We want to have those orders put in beforehand so we can start that process, even before we meet the patient in clinical practice. Importantly, the day the patient comes in for the visit, meeting the health care team and understanding the process and the plan for that patient are going to be critical. We have patients meeting with nutritionists as well as social workers once they start their systemic therapies to give them a well-rounded approach for their care. We must realize that the medical oncologist is not the only individual in the team taking care of the patient—it is a health care team. It takes a village to take care of patients, and it’s our whole community that puts their heart into the care of the patient.
Q: What are the main components when communicating between inpatient and outpatient care services and for end-of-life care in patients with lung cancer?

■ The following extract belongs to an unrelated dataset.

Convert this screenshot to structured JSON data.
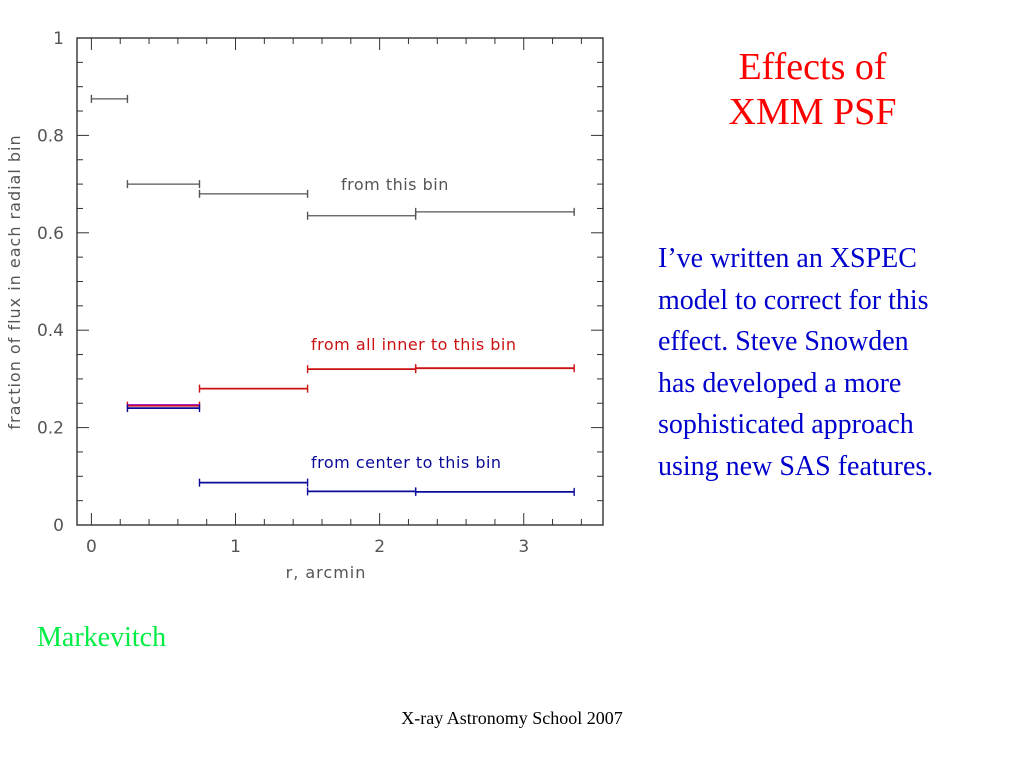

In a former role I had as a medical director of an inpatient oncology floor, I worked closely on the integration between outpatient and inpatient medical oncology service. Unfortunately, a lot of our patients do require inpatient care at some point in their journey, so the communication between the outpatient and inpatient setting becomes critical. We have a dedicated oncology hospitalist who takes care of our patients who are admitted to the hospital. Communicating with that hospitalist oncologist is crucial in allowing patients to get optimal care and understanding the plan and the goals of care.
It is also important that patients who are reaching the end of life or whose therapies are not working well have a meaningful goals-of-care discussion. I like to have those discussions with patients up front—initially upon meeting them and throughout their cancer journey, typically around the time we obtain scans to assess whether treatments are effective.
Having that discussion with patients allows us to select the best options for them. Many times, patients do not want to pursue a systemic therapy, and we support that. One of the things we look at in the inpatient integration to the outpatient setting is chemotherapy given in the last 30 days of life; that is a quality metric both for patient outcome and palliative purposes, but also for cost-related purposes. It’s important that these discussions happen and are documented and we are aligned with patient goals, particularly at the end of life. This integration between the inpatient and outpatient oncology units has been very rewarding to me because it allows me to care for the patient in the clinical practice, follow them throughout their journey with their cancer diagnosis, and be the connection between those parts. I think it’s critical that all oncology outpatient offices have some form of connection to their inpatient teams, where they’re able to convey the plan but also the goals for the patient’s care.